Из темной пасти Огуз Окюрген выехали два верховых казаха, за ними с глухим шумом выползла ленивая светло-рыжая волна баранов, точно волна пива, и начала подступать к городку; с другой стороны из-за увала выдвинулись горбы верблюжьего каравана, совсем поблизости с надрывной грустью журавлиного перелета закурлыкали несмазанные арбы.

Степь узнала, что южные рельсы скоро «пожмут руку» северным, и двинулась на дорогу. Она шла всю ночь с дыханием тысячных гуртов, напоминающим шум взволнованного моря, с хлопаньем бичей, с ревом требующих отдыха верблюдов, с плачем напуганных сновидениями и явью младенцев, с криками пастухов и наездников, подобными лошадиному ржанью.

Шли Каратал и Чу, Балхаш и Иссык-Куль, разъединенные многими днями степной гоньбы, и раздвигали небосклоны своих юрт на бесплодном, никогда не ласкавшем глаз скотовода урочище Айна-Булак. Дымы кизячных костров и темные гривы лошадей поглотили светлость лунной ночи. Запах бараньей шерсти и людских тел, запакованных в овчинные штаны и чапаны, отравил ветры, несущие свежесть Джунгарских высот и сладкую горечь степных трав.

Елкин бродил в тесноте становища. Перед ним мелькали жесткие и одновременно простодушные лица наездников, седла в серебряных, померкших от древности наборах, туго сплетенные, пробивающие конскую кожу плетки, белые чалмы старух, ватная рвань, прикрывающая ребятишек.

— Восстание истории, — бормотал инженер и внимательно вглядывался в черты минувшего, сбереженные недрами непроходимых песков.

Широземов, Козинов, Гусев и многие другие, одурев от духоты и гула, старались разместить и приветить своенравную гостью пустыню. Елкин слышал их крики, уговоры, знал, что нужно помочь им, но не мог оторваться для текущих забот от охвативших его дум. Ему повстречался растрепанный, взбудораженный Широземов.

— Черт знает что такое, — забьют всю площадь. Им указывают места, а они прут как попало. Мои ребята с ног сбились.

— Пусть их, пусть, дайте им!

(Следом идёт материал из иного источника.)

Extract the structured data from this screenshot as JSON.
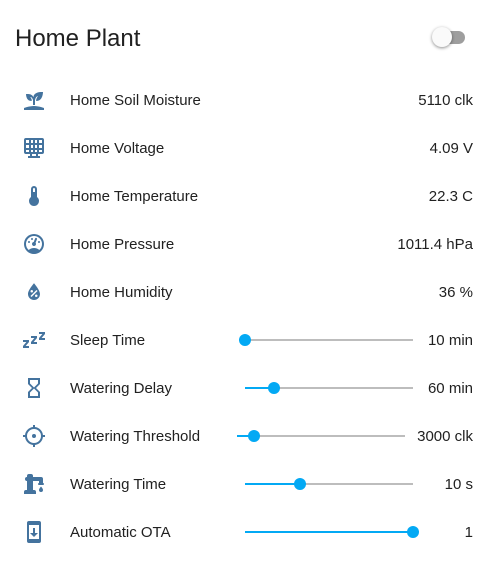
{
  "card": {
    "title": "Home Plant",
    "toggle_state": "off"
  },
  "rows": [
    {
      "label": "Home Soil Moisture",
      "value": "5110 clk",
      "icon": "sprout-icon"
    },
    {
      "label": "Home Voltage",
      "value": "4.09 V",
      "icon": "solar-panel-icon"
    },
    {
      "label": "Home Temperature",
      "value": "22.3 C",
      "icon": "thermometer-icon"
    },
    {
      "label": "Home Pressure",
      "value": "1011.4 hPa",
      "icon": "gauge-icon"
    },
    {
      "label": "Home Humidity",
      "value": "36 %",
      "icon": "water-percent-icon"
    },
    {
      "label": "Sleep Time",
      "value": "10 min",
      "icon": "sleep-icon",
      "slider_fraction": 0.0
    },
    {
      "label": "Watering Delay",
      "value": "60 min",
      "icon": "hourglass-icon",
      "slider_fraction": 0.17
    },
    {
      "label": "Watering Threshold",
      "value": "3000 clk",
      "icon": "crosshairs-icon",
      "slider_fraction": 0.1
    },
    {
      "label": "Watering Time",
      "value": "10 s",
      "icon": "water-pump-icon",
      "slider_fraction": 0.33
    },
    {
      "label": "Automatic OTA",
      "value": "1",
      "icon": "cellphone-arrow-down-icon",
      "slider_fraction": 1.0
    }
  ],
  "colors": {
    "icon": "#44739e",
    "slider_active": "#03a9f4",
    "slider_rail": "#bdbdbd",
    "toggle_track": "#9e9e9e"
  }
}
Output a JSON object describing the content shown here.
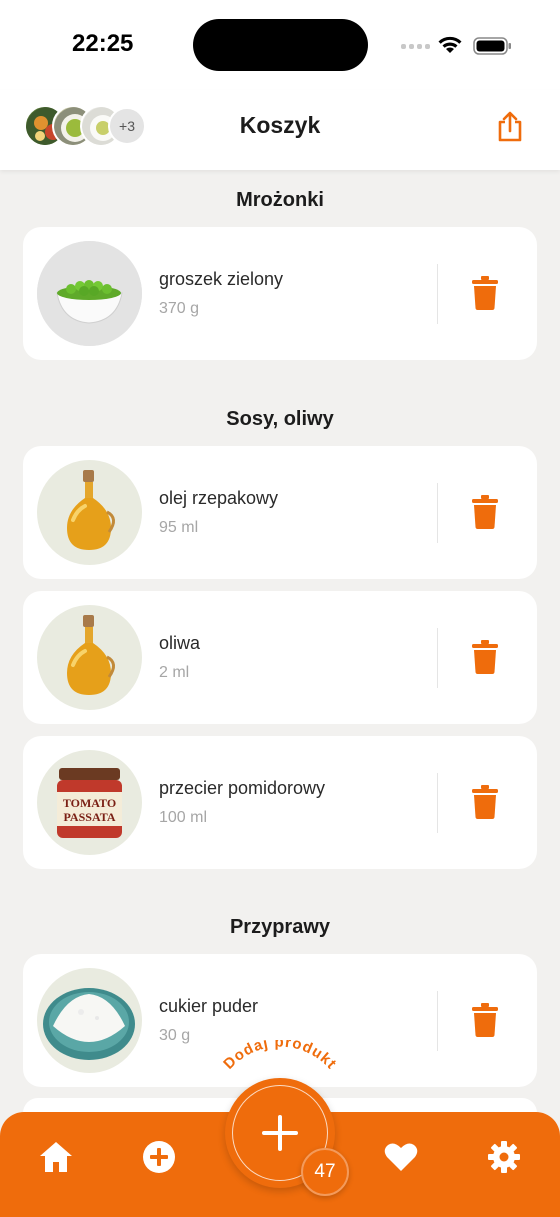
{
  "status_bar": {
    "time": "22:25"
  },
  "header": {
    "title": "Koszyk",
    "more_count": "+3"
  },
  "sections": [
    {
      "title": "Mrożonki",
      "items": [
        {
          "name": "groszek zielony",
          "qty": "370 g",
          "image": "peas-bowl"
        }
      ]
    },
    {
      "title": "Sosy, oliwy",
      "items": [
        {
          "name": "olej rzepakowy",
          "qty": "95 ml",
          "image": "oil-bottle"
        },
        {
          "name": "oliwa",
          "qty": "2 ml",
          "image": "oil-bottle"
        },
        {
          "name": "przecier pomidorowy",
          "qty": "100 ml",
          "image": "tomato-passata-jar",
          "label_line1": "TOMATO",
          "label_line2": "PASSATA"
        }
      ]
    },
    {
      "title": "Przyprawy",
      "items": [
        {
          "name": "cukier puder",
          "qty": "30 g",
          "image": "powdered-sugar-bowl"
        }
      ]
    }
  ],
  "fab": {
    "label": "Dodaj produkt",
    "badge": "47"
  },
  "nav": [
    "home-icon",
    "add-circle-icon",
    "heart-icon",
    "settings-icon"
  ],
  "colors": {
    "accent": "#ef6c0c",
    "background": "#f2f1ef",
    "card": "#ffffff"
  }
}
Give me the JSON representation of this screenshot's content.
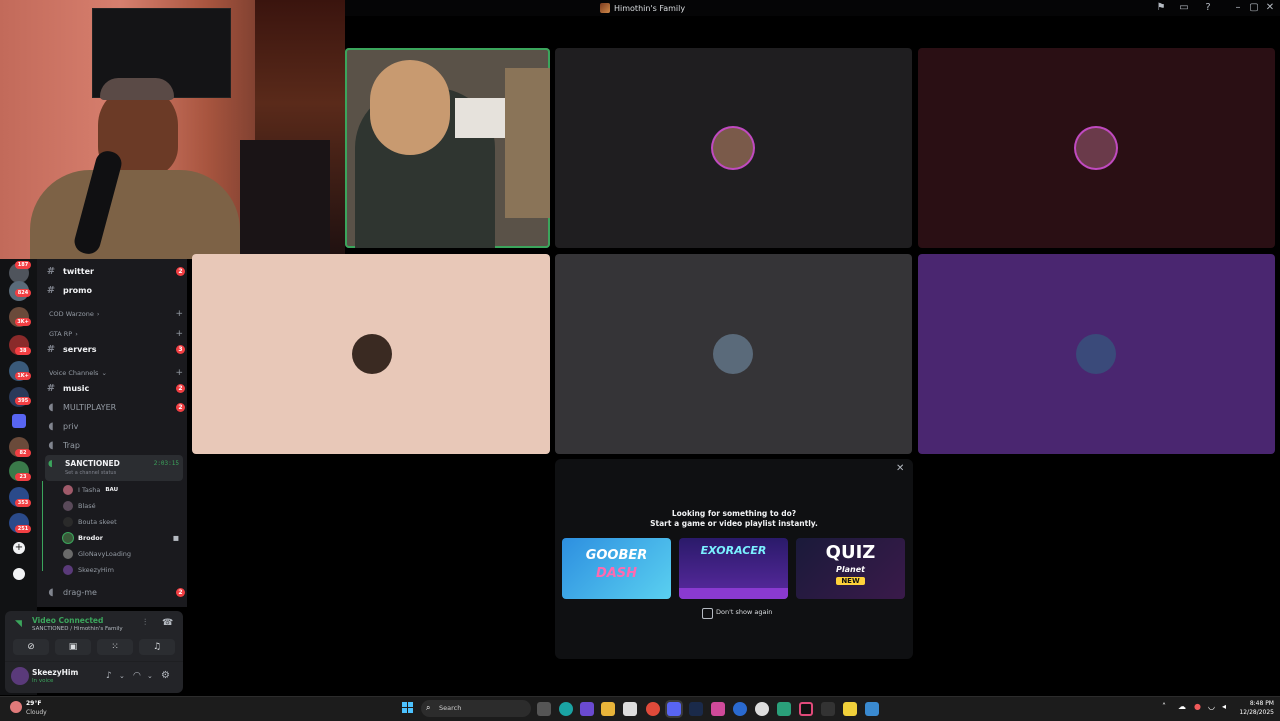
{
  "titlebar": {
    "title": "Himothin's Family"
  },
  "sidebar": {
    "channels_top": [
      {
        "label": "twitter",
        "badge": "2"
      },
      {
        "label": "promo",
        "badge": ""
      }
    ],
    "category_cod": "COD Warzone",
    "category_gta": "GTA RP",
    "gta_channels": [
      {
        "label": "servers",
        "badge": "3"
      }
    ],
    "category_voice": "Voice Channels",
    "voice_channels": [
      {
        "label": "music",
        "badge": "2",
        "type": "text"
      },
      {
        "label": "MULTIPLAYER",
        "badge": "2",
        "type": "voice"
      },
      {
        "label": "priv",
        "badge": "",
        "type": "voice"
      },
      {
        "label": "Trap",
        "badge": "",
        "type": "voice"
      }
    ],
    "active_channel": {
      "label": "SANCTIONED",
      "timer": "2:03:15",
      "status_placeholder": "Set a channel status"
    },
    "voice_users": [
      {
        "name": "I Tasha",
        "tag": "BAU"
      },
      {
        "name": "Blasé",
        "tag": ""
      },
      {
        "name": "Bouta skeet",
        "tag": ""
      },
      {
        "name": "Brodor",
        "tag": ""
      },
      {
        "name": "GloNavyLoading",
        "tag": ""
      },
      {
        "name": "SkeezyHim",
        "tag": ""
      }
    ],
    "after_channel": {
      "label": "drag-me",
      "badge": "2"
    },
    "server_badges": [
      "187",
      "824",
      "3K+",
      "38",
      "1K+",
      "395",
      "82",
      "23",
      "353",
      "251"
    ]
  },
  "voice_panel": {
    "status": "Video Connected",
    "location": "SANCTIONED / Himothin's Family"
  },
  "user_panel": {
    "username": "SkeezyHim",
    "status": "In voice"
  },
  "activity": {
    "heading": "Looking for something to do?",
    "subheading": "Start a game or video playlist instantly.",
    "games": [
      {
        "title_line1": "GOOBER",
        "title_line2": "DASH"
      },
      {
        "title_line1": "EXORACER",
        "title_line2": ""
      },
      {
        "title_line1": "QUIZ",
        "title_line2": "Planet",
        "badge": "NEW"
      }
    ],
    "checkbox_label": "Don't show again"
  },
  "taskbar": {
    "weather_temp": "29°F",
    "weather_desc": "Cloudy",
    "search_placeholder": "Search",
    "time": "8:48 PM",
    "date": "12/28/2025"
  },
  "colors": {
    "tile_dark_gray": "#1f1e20",
    "tile_maroon": "#2a0f14",
    "tile_peach": "#e8c8b8",
    "tile_gray": "#353437",
    "tile_purple": "#4a2670",
    "speaking_green": "#3ba55c",
    "brand": "#5865f2"
  }
}
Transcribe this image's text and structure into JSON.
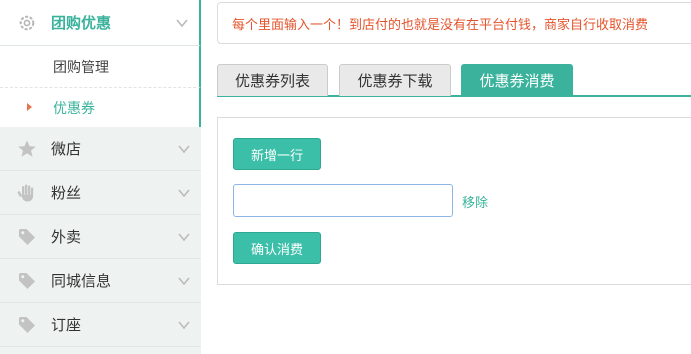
{
  "sidebar": {
    "items": [
      {
        "label": "团购优惠",
        "icon": "gear-icon",
        "state": "expanded"
      },
      {
        "label": "团购管理",
        "type": "sub"
      },
      {
        "label": "优惠券",
        "type": "sub",
        "state": "current"
      },
      {
        "label": "微店",
        "icon": "star-icon"
      },
      {
        "label": "粉丝",
        "icon": "hand-icon"
      },
      {
        "label": "外卖",
        "icon": "tag-icon"
      },
      {
        "label": "同城信息",
        "icon": "tag-icon"
      },
      {
        "label": "订座",
        "icon": "tag-icon"
      }
    ]
  },
  "notice": {
    "text": "每个里面输入一个！到店付的也就是没有在平台付钱，商家自行收取消费"
  },
  "tabs": [
    {
      "label": "优惠券列表"
    },
    {
      "label": "优惠券下载"
    },
    {
      "label": "优惠券消费",
      "active": true
    }
  ],
  "form": {
    "add_row_label": "新增一行",
    "code_input_value": "",
    "code_input_placeholder": "",
    "remove_label": "移除",
    "confirm_label": "确认消费"
  },
  "colors": {
    "accent": "#3bb39c",
    "button": "#3bbfa8",
    "notice": "#e4542c",
    "sidebar_bg": "#eef3f2"
  }
}
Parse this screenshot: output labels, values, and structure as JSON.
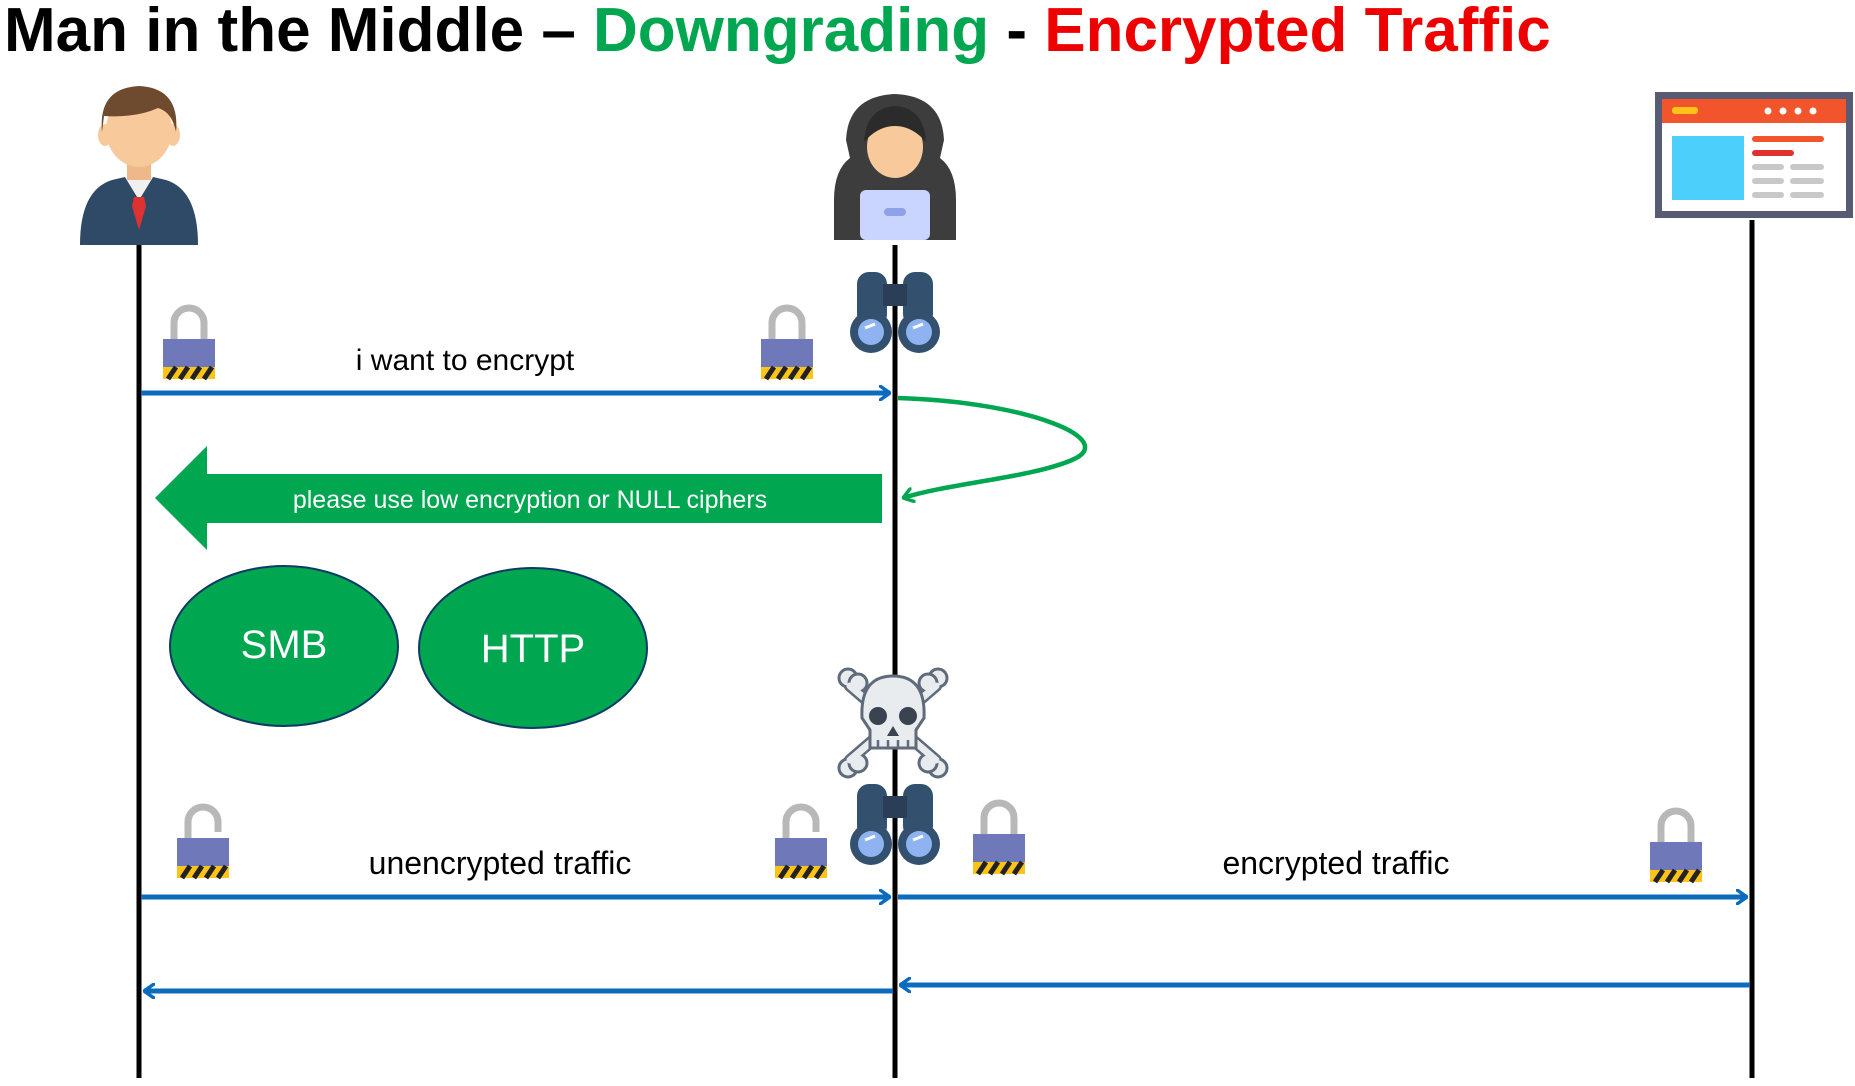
{
  "title": {
    "part1": "Man in the Middle – ",
    "part2": "Downgrading",
    "part3": " - ",
    "part4": "Encrypted Traffic"
  },
  "actors": {
    "client": "person-icon",
    "attacker": "hooded-hacker-icon",
    "server": "web-page-icon"
  },
  "messages": {
    "encrypt_request": "i want to encrypt",
    "downgrade": "please use low encryption or NULL ciphers",
    "unencrypted": "unencrypted traffic",
    "encrypted": "encrypted traffic"
  },
  "protocols": {
    "smb": "SMB",
    "http": "HTTP"
  },
  "colors": {
    "green": "#00a650",
    "red": "#ee0000",
    "blue": "#0b6bbd",
    "lock": "#6f78b9"
  }
}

Завтра отодвинем. Последняя ночь, дайте!

— Надо было раньше выставить кордоны. Вот бывает, не догадался, — жалел Широземов.

— Зачем кордоны? Дайте!

— Они могут задержать укладку. Растопчут насыпь и…

— Дорогой мой, все это, — Елкин показал на становище, — живет последнюю ночь, завтра начнется другое, перелом истории. И пусть она, эта обреченная на слом жизнь, ведет себя как хочет!

Старик оставил удивленного Широземова и снова пошел по табору. Он заползал в юрты, осматривал узоры ковров, кошм, древнюю с арабскими надписями посуду, странной формы и непривычного звука музыкальные инструменты. В одной из юрт наткнулся на Ваганова и Оленьку, сидевших в кругу казахов и громко хохочущих.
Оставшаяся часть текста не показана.